GoogleCodeExporter commented 9 years ago
Allow the rendering of a pretty-printed document to be truncated when a limit 
of some kind is reached. Possible limits might be based on the number of 
characters or words or lines rendered.

Original issue reported on code.google.com by inkytonik on 22 Jan 2013 at 10:10

GoogleCodeExporter commented 9 years ago
This feature is inspired by a similar feature in the gnieh-pp library by Lucas 
Sabatin.

Original comment by inkytonik on 22 Jan 2013 at 10:15

GoogleCodeExporter commented 9 years ago

Original comment by inkytonik on 22 Jan 2013 at 10:15

GoogleCodeExporter commented 9 years ago
We went around on this question a bit and couldn't really decide what 
pretty-printing truncation meant. In general, it might be necessary to 
pretty-print all of a structure in order to work out how many lines it has. 
Therefore, it's not clear what it would mean to truncate *during* 
pretty-printing.

For now we have settled on a simpler variant for which the meaning is clear. In 
rd91866d1017b, we have added filter functions in org.kiama.output.Filters which 
implement ways to filter the complete pretty-printer output.

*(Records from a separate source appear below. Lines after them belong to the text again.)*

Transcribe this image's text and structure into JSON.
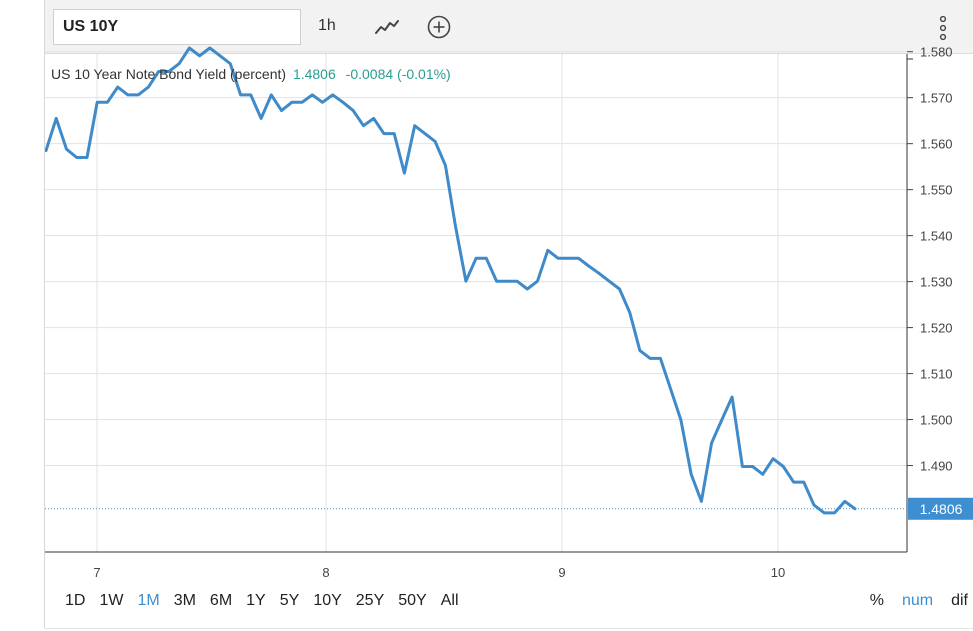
{
  "toolbar": {
    "symbol": "US 10Y",
    "interval": "1h",
    "icons": [
      "line-chart-icon",
      "add-circle-icon",
      "more-vertical-icon"
    ]
  },
  "legend": {
    "title": "US 10 Year Note Bond Yield (percent)",
    "value": "1.4806",
    "change": "-0.0084 (-0.01%)"
  },
  "ranges": [
    "1D",
    "1W",
    "1M",
    "3M",
    "6M",
    "1Y",
    "5Y",
    "10Y",
    "25Y",
    "50Y",
    "All"
  ],
  "active_range": "1M",
  "modes": [
    "%",
    "num",
    "dif"
  ],
  "active_mode": "num",
  "colors": {
    "line": "#3f8ac9",
    "accent": "#3d8fd1",
    "positive": "#2a9d8f",
    "grid": "#e3e3e3"
  },
  "chart_data": {
    "type": "line",
    "title": "US 10 Year Note Bond Yield (percent)",
    "x_ticks": [
      "7",
      "8",
      "9",
      "10"
    ],
    "y_ticks": [
      "1.580",
      "1.570",
      "1.560",
      "1.550",
      "1.540",
      "1.530",
      "1.520",
      "1.510",
      "1.500",
      "1.490"
    ],
    "ylim": [
      1.4712,
      1.5795
    ],
    "grid": true,
    "last_value": "1.4806",
    "series": [
      {
        "values": [
          1.5585,
          1.5655,
          1.5588,
          1.557,
          1.557,
          1.569,
          1.569,
          1.5723,
          1.5706,
          1.5706,
          1.5723,
          1.5757,
          1.5757,
          1.5774,
          1.5808,
          1.5791,
          1.5808,
          1.5791,
          1.5774,
          1.5706,
          1.5706,
          1.5655,
          1.5706,
          1.5672,
          1.569,
          1.569,
          1.5706,
          1.569,
          1.5706,
          1.569,
          1.5672,
          1.5639,
          1.5655,
          1.5622,
          1.5622,
          1.5536,
          1.5639,
          1.5622,
          1.5605,
          1.5553,
          1.5419,
          1.5301,
          1.5351,
          1.5351,
          1.5301,
          1.5301,
          1.5301,
          1.5284,
          1.5301,
          1.5368,
          1.5351,
          1.5351,
          1.5351,
          1.5334,
          1.5318,
          1.5301,
          1.5284,
          1.5233,
          1.515,
          1.5133,
          1.5133,
          1.5066,
          1.4999,
          1.4881,
          1.4822,
          1.4949,
          1.5,
          1.5049,
          1.4898,
          1.4898,
          1.4881,
          1.4915,
          1.4898,
          1.4864,
          1.4864,
          1.4814,
          1.4797,
          1.4797,
          1.4822,
          1.4806
        ]
      }
    ]
  }
}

E.g., keepMaxChars 
and keepMaxLines keep the string within character count and line count limits. 
More interestingly, keepMaxIndent can be used to omit lines that are indented 
more than a certain amount, so the full string is summarised to a particular 
depth.

We considered building in a "run optional filter" aspect to the operation of 
the "pretty" method of pretty-printers, but it seemed easier to keep filters 
separate since their interfaces may well vary.

As experience illuminates, we will add more useful filters. E.g., it might be 
good to extend the character and line filters to take a lower-bound as well, so 
we could do thinks like pull a segment out of the middle.